Monday, October 3, 2016

Planting Spring Flowering Bulbs


You’ll see them in early spring, often blooming through the snow. Early blooming crocus are a sure sign that spring is on its way. The crocus flowers are soon followed by daffodils, tulips and hyacinths, each bringing its own distinct color to your garden. The spring blooms you see are from hardy bulbs that were planted the fall before.  Planting bulbs is the best way to have a colorful spring garden and now is the time to plant them.
Bulbs available for planting now are hardy bulbs, which mean they are cold-tolerant.  They will survive our winter weather and bloom for many seasons to come.
When it’s time to select the bulbs you’re going to plant, there’s a lot to learn from the box the bulbs come in. Besides color, the box label shows bloom time and height. If you want a succession of spring color, choose early, mid and late blooming bulbs, of varying heights.
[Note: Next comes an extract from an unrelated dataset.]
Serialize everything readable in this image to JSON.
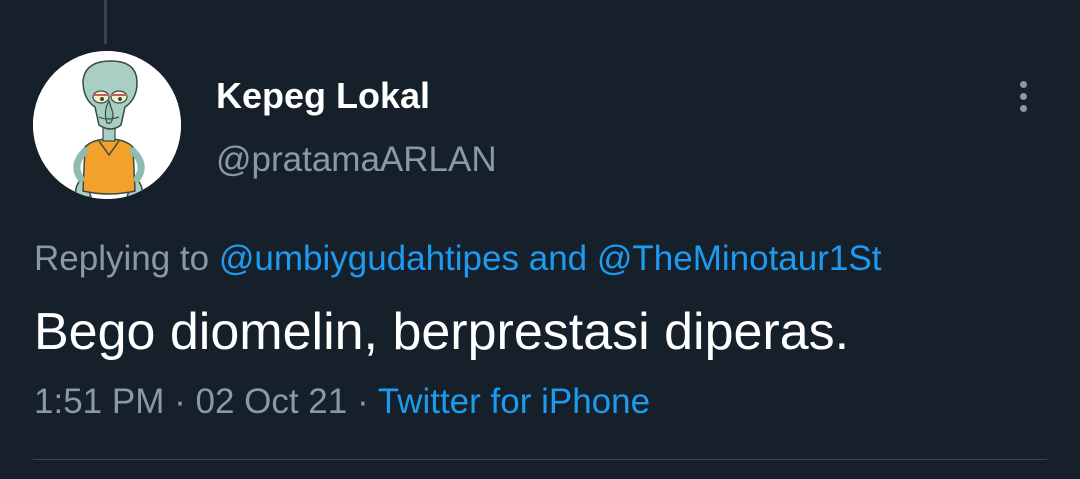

Bloom time is dependent on where you plant your bulbs and how deep you plant them. Bulbs planted near a fence or foundation are going to bloom sooner because the reflected heat warms the soil up. If your bulbs are coming up too early or you want to slow the bloom time, add 2" to 3" of mulch to the bed. To ensure spring blooms, there are a few things you’ll need to know.
Where you plant your bulbs is important. Bulbs need at least 6 hours of sunlight to bloom properly. You could plant early blooming crocus and tulips in a normally shady spot such as under a tree because crocus and early season tulips will have bloomed before the trees leaf out in the spring. An alternative would be to plant bulbs in pots and move the containers to the sunniest spot in your garden.
As with anything you plant, better soil equals better results, so take time to add amendments to the ground where your bulbs will be planted.
Good soil amendments include compost, coconut coir and peat moss.
You can use a spade or garden fork to prepare the ground.
Add some Dutch Bulb Food to the ground before you place your bulbs, so the roots will grow into the fertilizer. Augers and bulb planters are handy tools to have when
you're planting your bulbs. Once the site is prepared, place the bulb in the ground with
the pointed side up. With smaller bulbs it may be difficult to tell which side goes up. One side will generally be flatter than the other. Place the flat side down.
As a rule, plant the bulbs four times their height. A 2" tall bulb should be buried 8" deep. Cover the bulbs and mark the spot where they are planted. Water the site thoroughly. Check on your bulbs through the winter and water as necessary. For best color, plant bulbs in groups.
In addition to Daffodils, tulips and hyacinths don’t overlook specialty bulbs such as dwarf iris and Dutch iris, allium and muscari. Planted now, these hardy bulbs will bring color to your spring garden for many seasons to come.